For a long term, the neuropathological mechanisms of manic syndrome or manic episodes in bipolar disorder (BD) are poorly characterized, the main reason is the research progress is severely limited by the paucity of appropriate animal models, as well as, the behavioural assessments methods of the built disease relevant models are still not standardized and lack the representativeness of disease symptoms.
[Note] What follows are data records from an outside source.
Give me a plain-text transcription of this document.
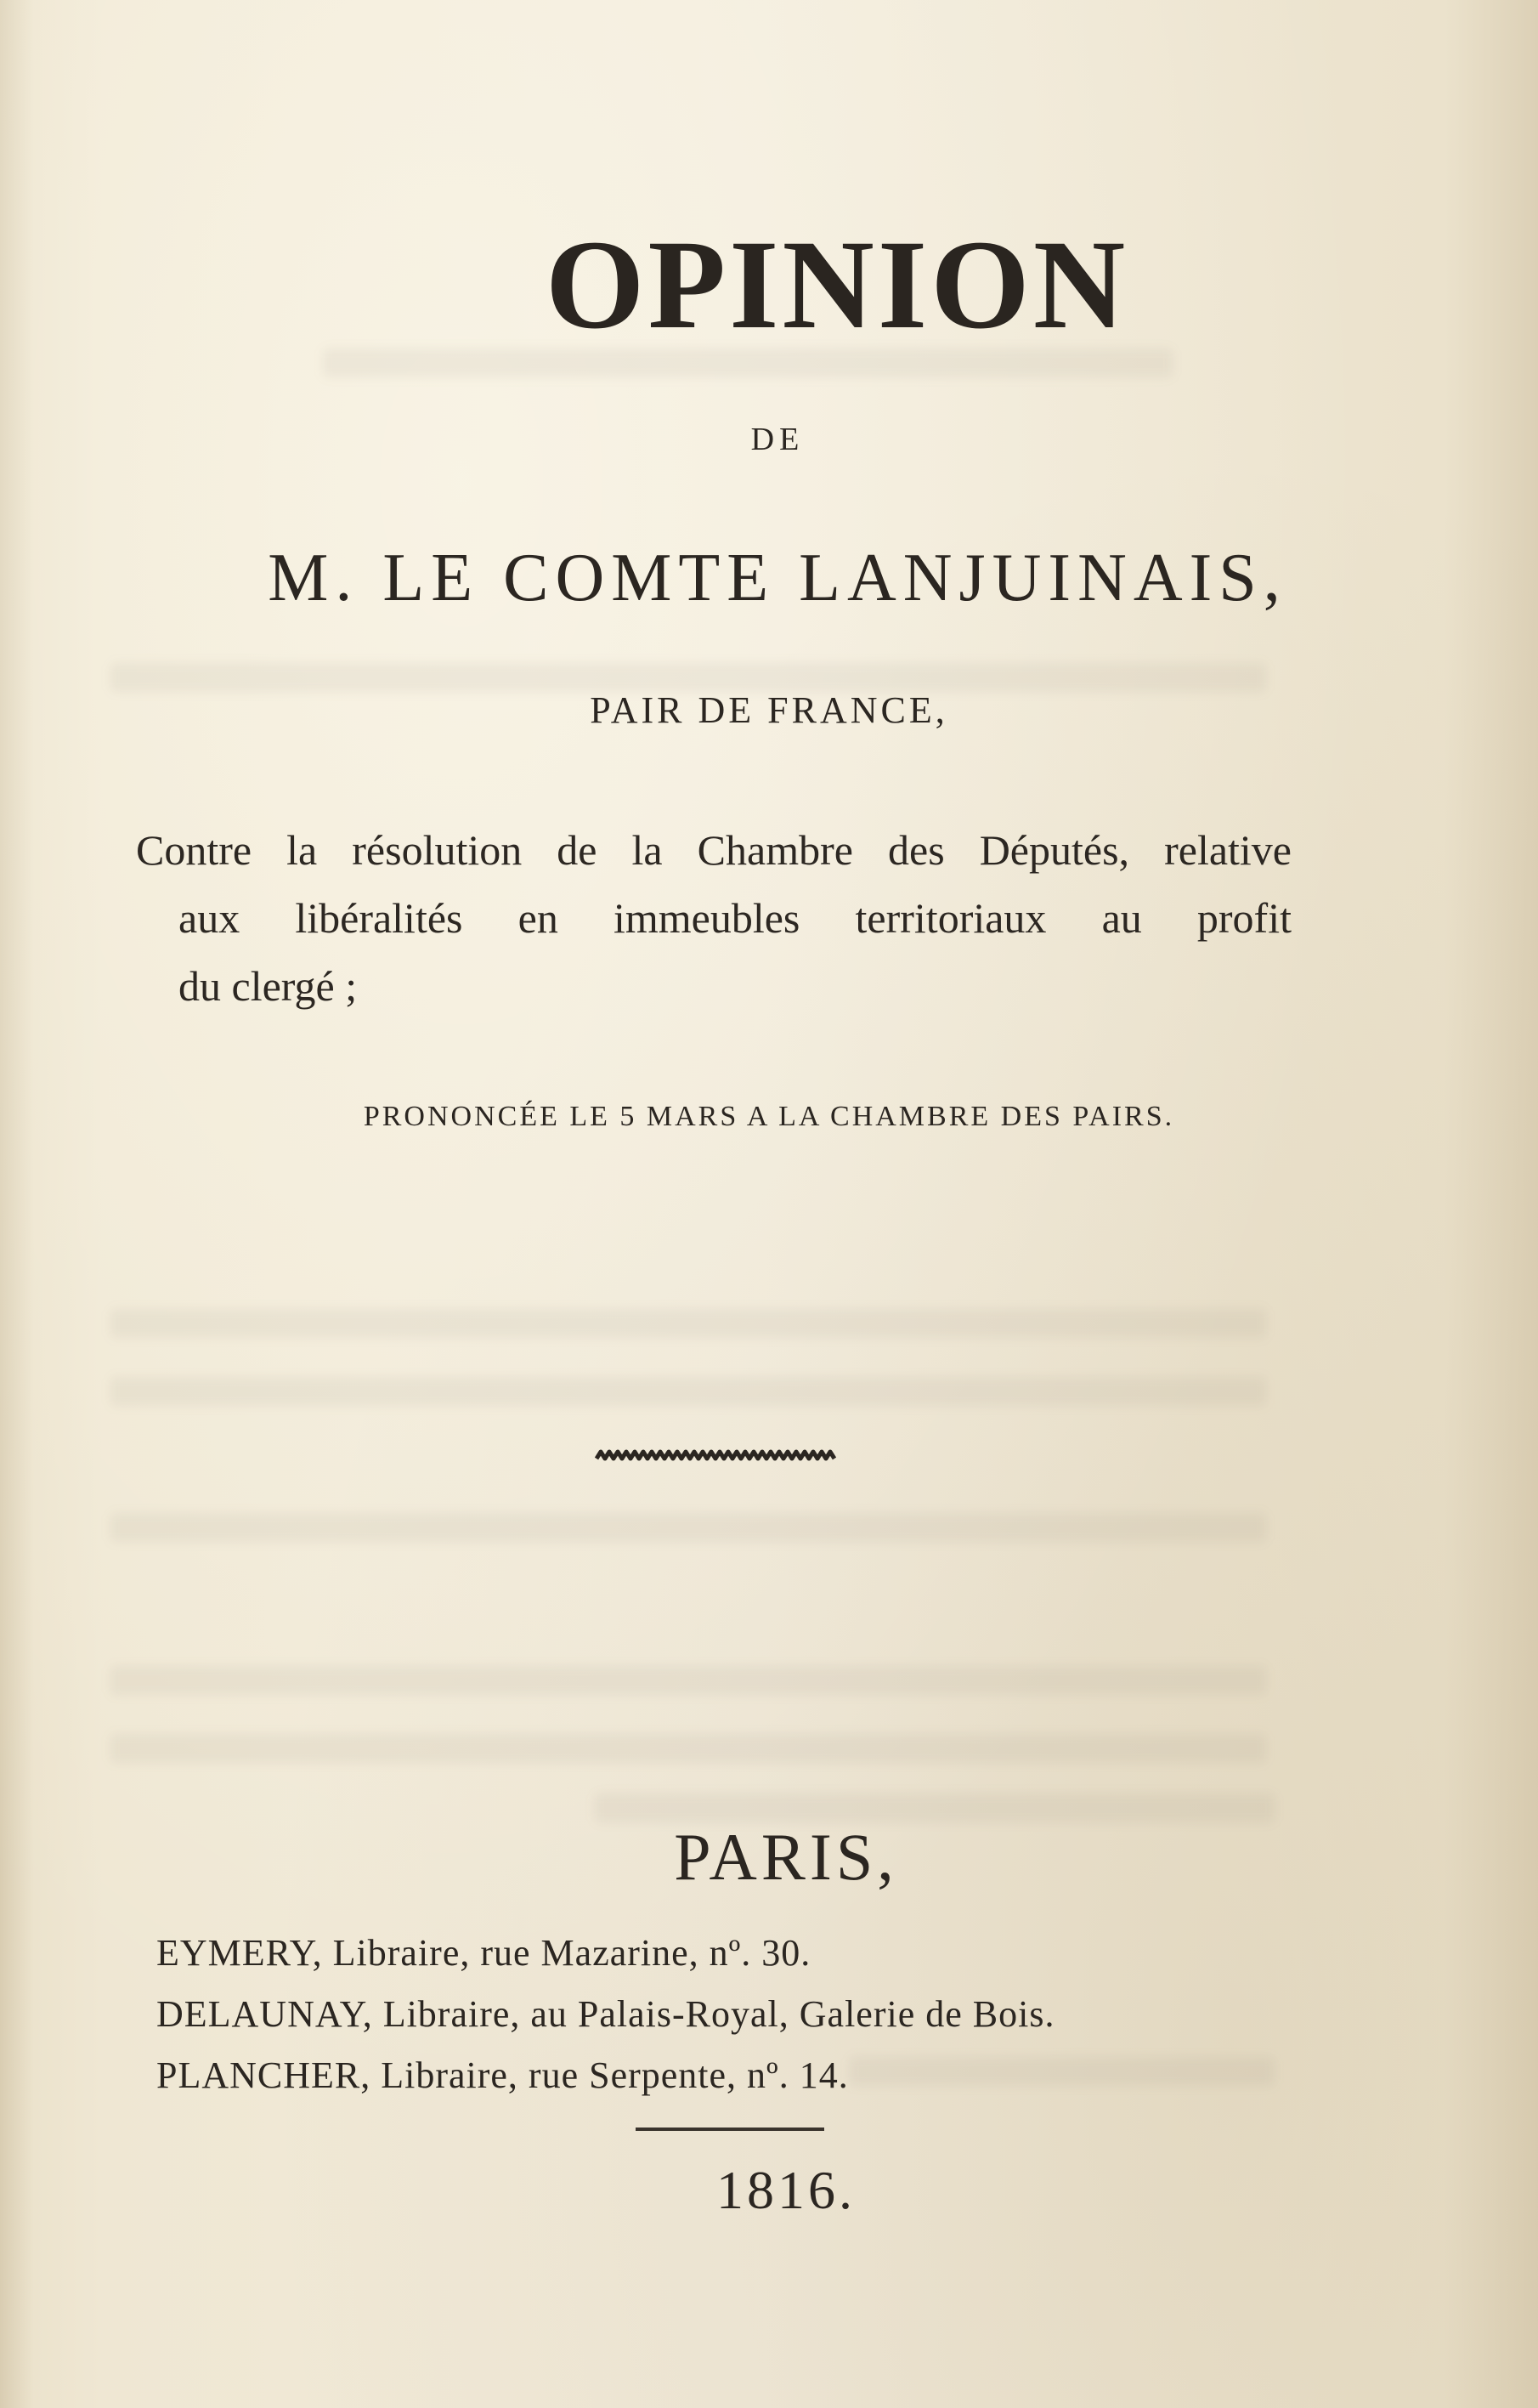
OPINION
DE
M. LE COMTE LANJUINAIS,
PAIR DE FRANCE,
Contre la résolution de la Chambre des Députés, relative
aux libéralités en immeubles territoriaux au profit
du clergé ;
PRONONCÉE LE 5 MARS A LA CHAMBRE DES PAIRS.
PARIS,
EYMERY, Libraire, rue Mazarine, nº. 30.
DELAUNAY, Libraire, au Palais-Royal, Galerie de Bois.
PLANCHER, Libraire, rue Serpente, nº. 14.
1816.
Our group has researched the pathological mechanism of mood disorders nearly to 20 years, specially focus on the cellular biological mechanisms of astrocytes. In some of our previous studies, the chronic unpredictable mild stress (CUMS) was the adopted mice models of major depressive disorders (MDD), CUMS is also the widely used and accepted MDD relavent models in the cellular molecular and biology researches of mental disorders. However, in the past decade of years, many of our experimental technicians and operators continuously discovered that the very few mice performed the manic-like behaviours after the random treatments in CUMS model mice, these few mice had obvious distinguish behaviours characteristic with the other mice with depressive-like behaviours. We curiously check the exact treatments to these few mice with manic-like performance, although the treatments were all randomly scheduled on every experimental mice, the stroboscopic illumination and noise were seems more operated on these few mice by chance. Then, we re-consider all exposed stressors used in chronic CUMS models, these stressors can be mainly separated and concluded into two categories, the life rhythm disturbance and the behavioural restraint. In hence, according to this discovery, we create a novel manic mice model treated with chronic unpredictable rhythm disturbances (CURD) and improve the previous CUMS mice model to chronic unpredictable mild restraint (CUMR).
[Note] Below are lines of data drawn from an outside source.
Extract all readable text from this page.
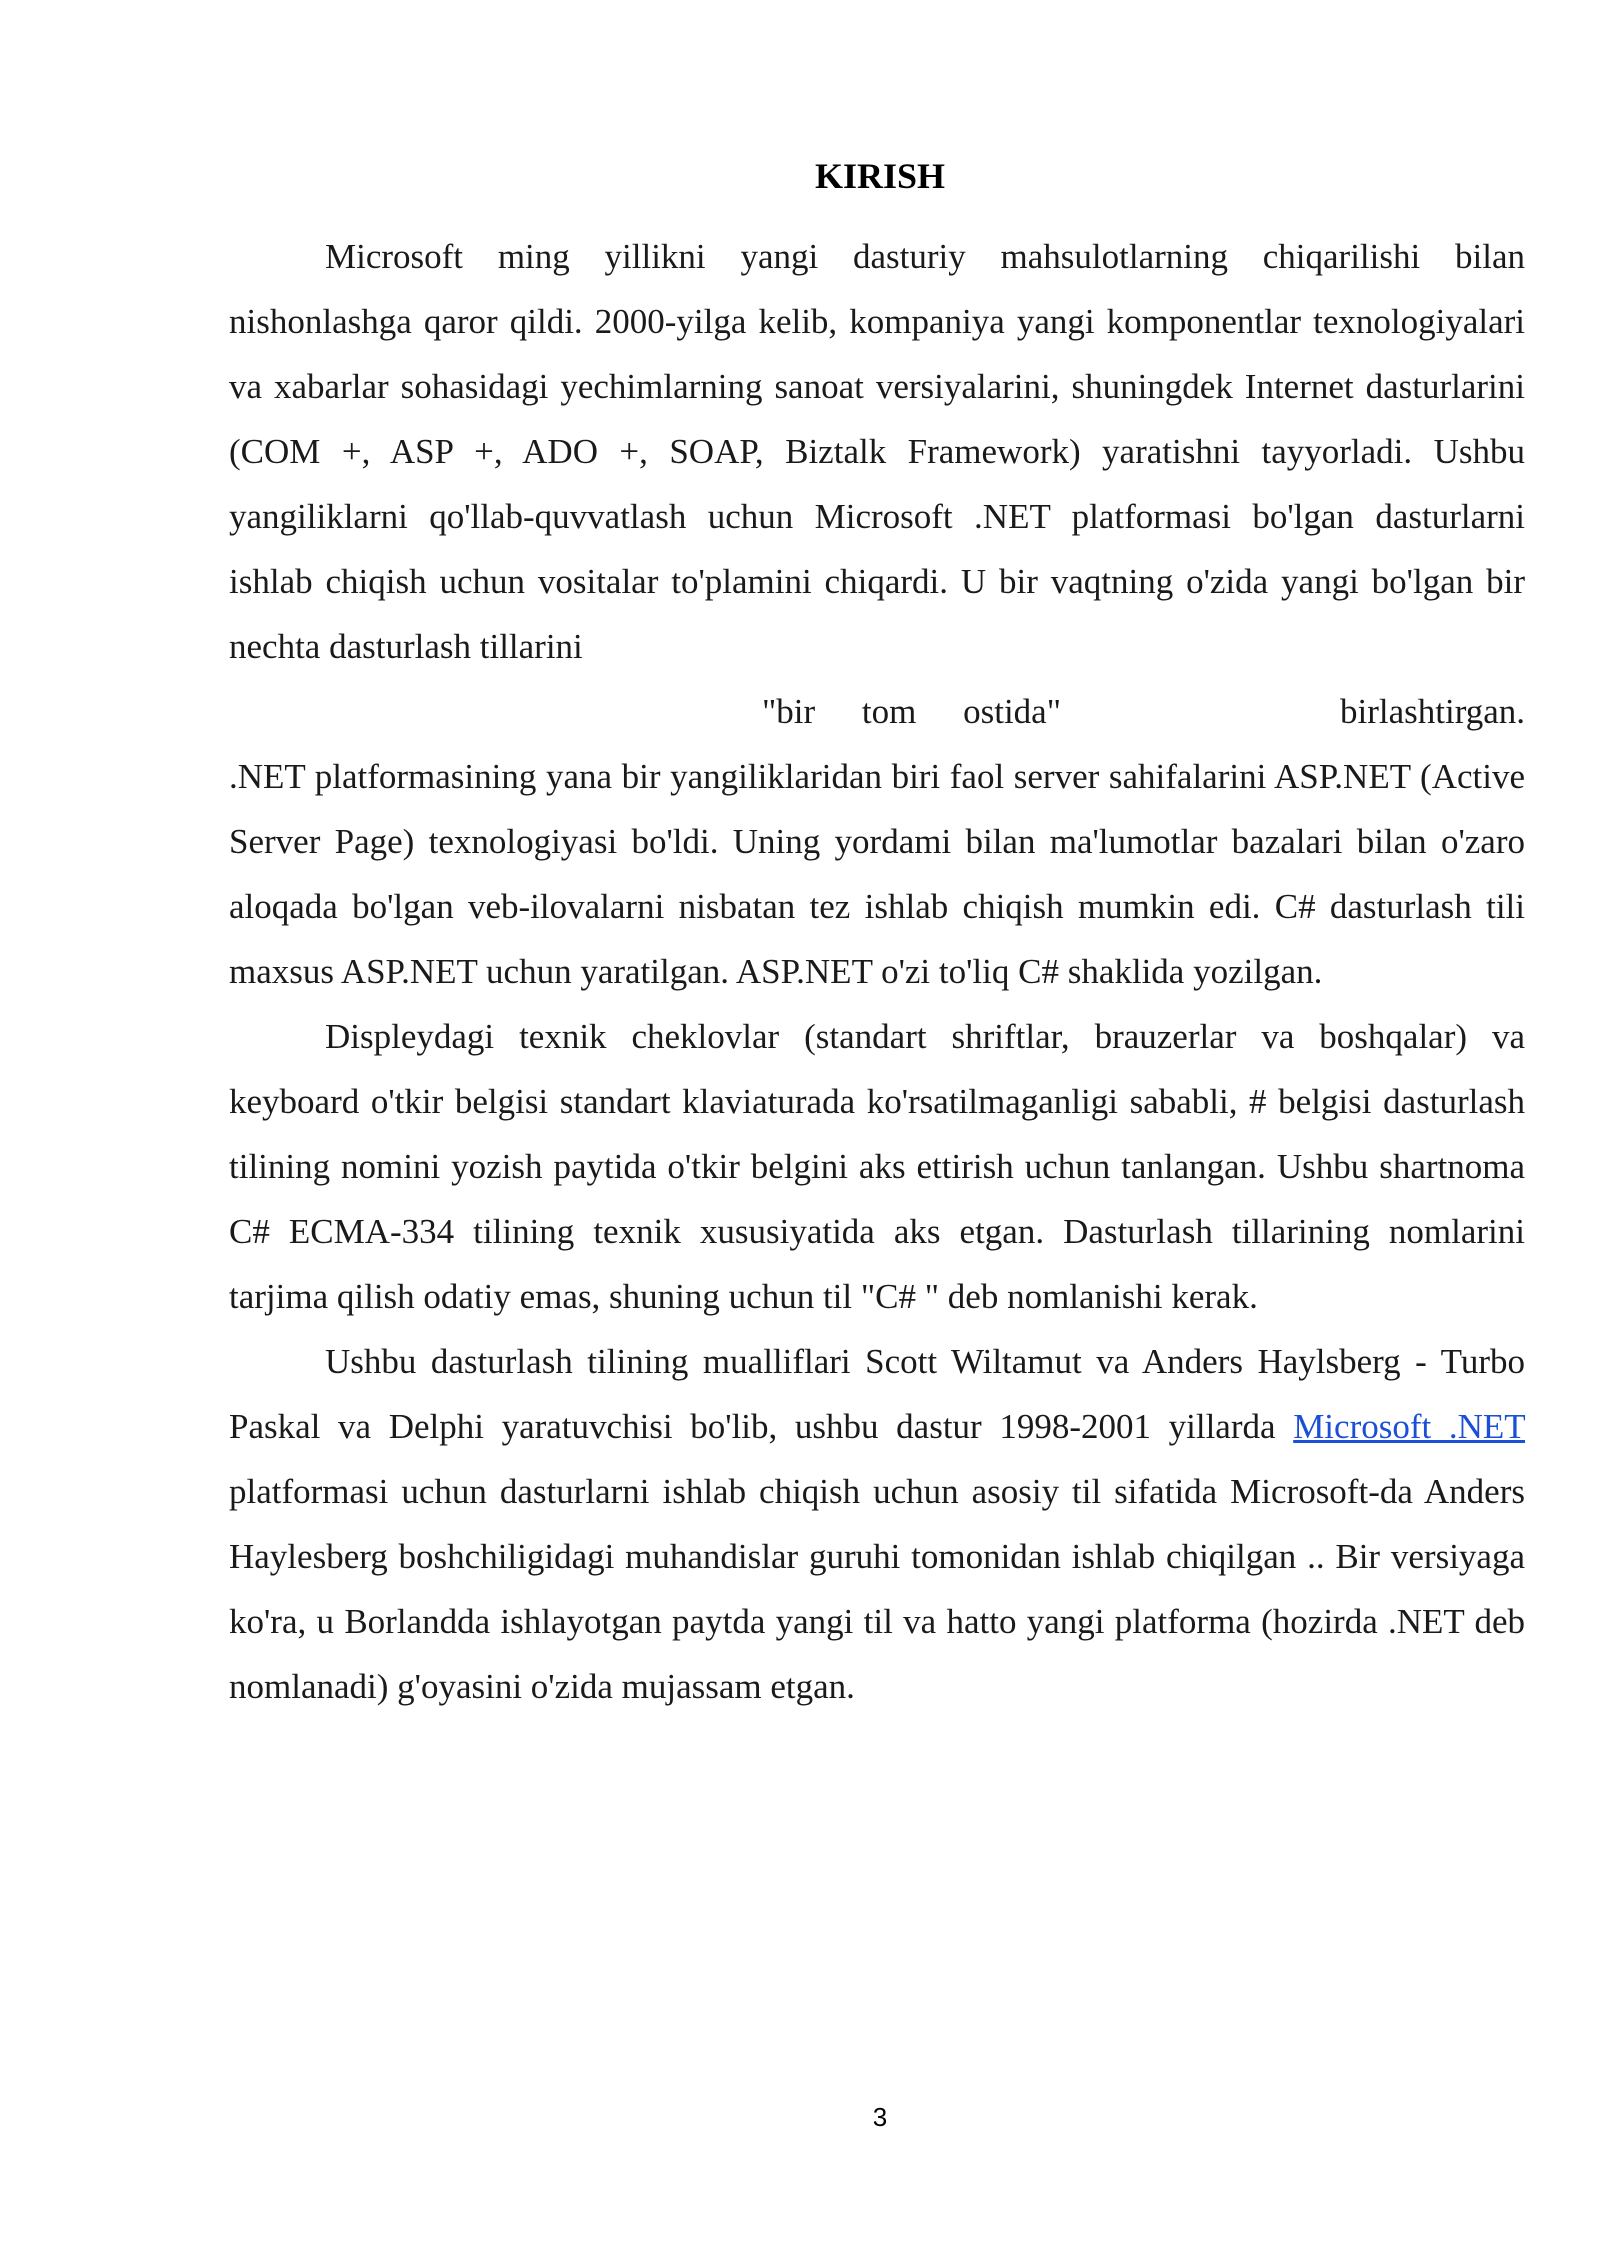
KIRISH

Microsoft ming yillikni yangi dasturiy mahsulotlarning chiqarilishi bilan nishonlashga qaror qildi. 2000-yilga kelib, kompaniya yangi komponentlar texnologiyalari va xabarlar sohasidagi yechimlarning sanoat versiyalarini, shuningdek Internet dasturlarini (COM +, ASP +, ADO +, SOAP, Biztalk Framework) yaratishni tayyorladi. Ushbu yangiliklarni qo'llab-quvvatlash uchun Microsoft .NET platformasi bo'lgan dasturlarni ishlab chiqish uchun vositalar to'plamini chiqardi. U bir vaqtning o'zida yangi bo'lgan bir nechta dasturlash tillarini

"bir tom ostida"	birlashtirgan.

.NET platformasining yana bir yangiliklaridan biri faol server sahifalarini ASP.NET (Active Server Page) texnologiyasi bo'ldi. Uning yordami bilan ma'lumotlar bazalari bilan o'zaro aloqada bo'lgan veb-ilovalarni nisbatan tez ishlab chiqish mumkin edi. C# dasturlash tili maxsus ASP.NET uchun yaratilgan. ASP.NET o'zi to'liq C# shaklida yozilgan.

Displeydagi texnik cheklovlar (standart shriftlar, brauzerlar va boshqalar) va keyboard o'tkir belgisi standart klaviaturada ko'rsatilmaganligi sababli, # belgisi dasturlash tilining nomini yozish paytida o'tkir belgini aks ettirish uchun tanlangan. Ushbu shartnoma C# ECMA-334 tilining texnik xususiyatida aks etgan. Dasturlash tillarining nomlarini tarjima qilish odatiy emas, shuning uchun til "C# " deb nomlanishi kerak.

Ushbu dasturlash tilining mualliflari Scott Wiltamut va Anders Haylsberg - Turbo Paskal va Delphi yaratuvchisi bo'lib, ushbu dastur 1998-2001 yillarda Microsoft .NET platformasi uchun dasturlarni ishlab chiqish uchun asosiy til sifatida Microsoft-da Anders Haylesberg boshchiligidagi muhandislar guruhi tomonidan ishlab chiqilgan .. Bir versiyaga ko'ra, u Borlandda ishlayotgan paytda yangi til va hatto yangi platforma (hozirda .NET deb nomlanadi) g'oyasini o'zida mujassam etgan.

3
In CURD model, to disturb the circadian rhythm, the sleep deprivation, exposure to cone light, with subsequent interference of followed spotlight, stroboscopic illumination, high temperature stress, noise disturbance and foot shock were randomly scheduled on the experimental mice. In CUMR model, to enhance the behavioural restraint, the restricting activity, damp bedding, cage shaking, tail suspension and forced swimming were randomly operated on the experimental mice.

To further assess the availability and representativeness of CURD and CUMR models, besides the traditional tests of depressive-like performance were used, three-chambered sociability test, pentobarbital induced sleep test, our created bite ability test and sucrose pellets preference test were also adopted to assess the manic-like and the depressive-like behaviours. In this work, the behaviours between CURD treated mice and CUMR treated mice were firstly compared, the amphetamine induced manic model and the corticosterone induced depressive model were also compared with these two new mice models. In pharmacological therapeutic experiments, the classical anti-mania medicines lithium salt (Li+) and valproic acid (VPA) were used to check the behavioural improvements and the indicators of molecular and neuronal signalling in the CURD treated mice. Furthermore, the blood samples of BD patients were also collected and compared with the blood and brain samples of CURD treated mice.
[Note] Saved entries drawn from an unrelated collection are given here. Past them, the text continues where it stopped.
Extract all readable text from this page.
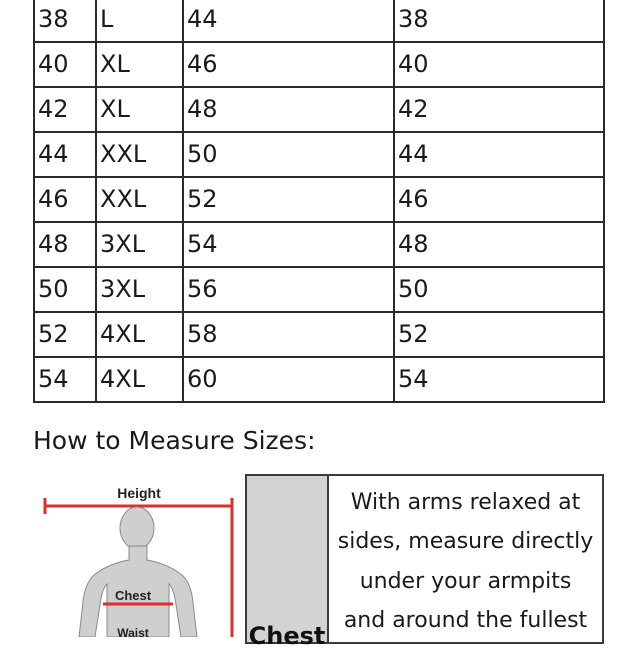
38	L	44	38
40	XL	46	40
42	XL	48	42
44	XXL	50	44
46	XXL	52	46
48	3XL	54	48
50	3XL	56	50
52	4XL	58	52
54	4XL	60	54
How to Measure Sizes:
Height
Chest
Waist	Chest
With arms relaxed at
sides, measure directly
under your armpits
and around the fullest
In the behavioural performance, the CURD treated mice had clear manic-like characters, such as the hyperactivity, hyperappetite, extra-exploration, disturbed rhythm of sleep and shortened sleep duration. The administration of Li+ or VPA can both effectively improve the manic-like behaviours in CURD model. Thus, the CUMR treated mice have depressive-like behaviours, likely the hopeless, anhedonia, decreased activies and exploration. In the cerebral molecular and signalling indicators, as the comparison with control group, the expression of neuronal c-fos and the level of extracellular serotonin (5-HT) were both significantly increased in the frontal cortex of CURD treated mice, but the expression of serotonin transporter SERT was decreased. CUMR treated mice had the opposite tendency in these three indicators. In the comparison with clinical BD patients and CURD treated mice, the levels of arachidonic acid (AA) and prostaglandin E2 (PGE2) and the ratios of the phosphorylated Ca²⁺-dependent phospholipase A2 (p-cPLA2)/cPLA2 and p-GSK3b/ GSK3b were all measured, these indicators all had high correlation in the plasmas and the sorted cerebral astrocytes of CURD treated mice and the plasma of BD patients. Meanwhile, Li+ or VPA also had effectively improvements on these indicators measured from CURD-treated mice.

This novel mania model (CURD) and the improved depression model (CUMR) are both only induced by the environmental disturbances, which are easy to replicate. The biological indicators measured in CURD- or CURM-treated mice agree well with the clinical data obtained from patients with mood disorders (BD and MDD). The administration of anti-manic drugs effectively improves the disease related indicators and behavioural performance. In this work, these two mice models, CURD and CUMR induced by environmental stressors and free from genetic or pharmacological interventions are the valuable tools for research into pathological mechanisms of BD and MDD, as well as, the adopted behavioural tests are also the useful methods for the studies of psychiatric diseases by mice models.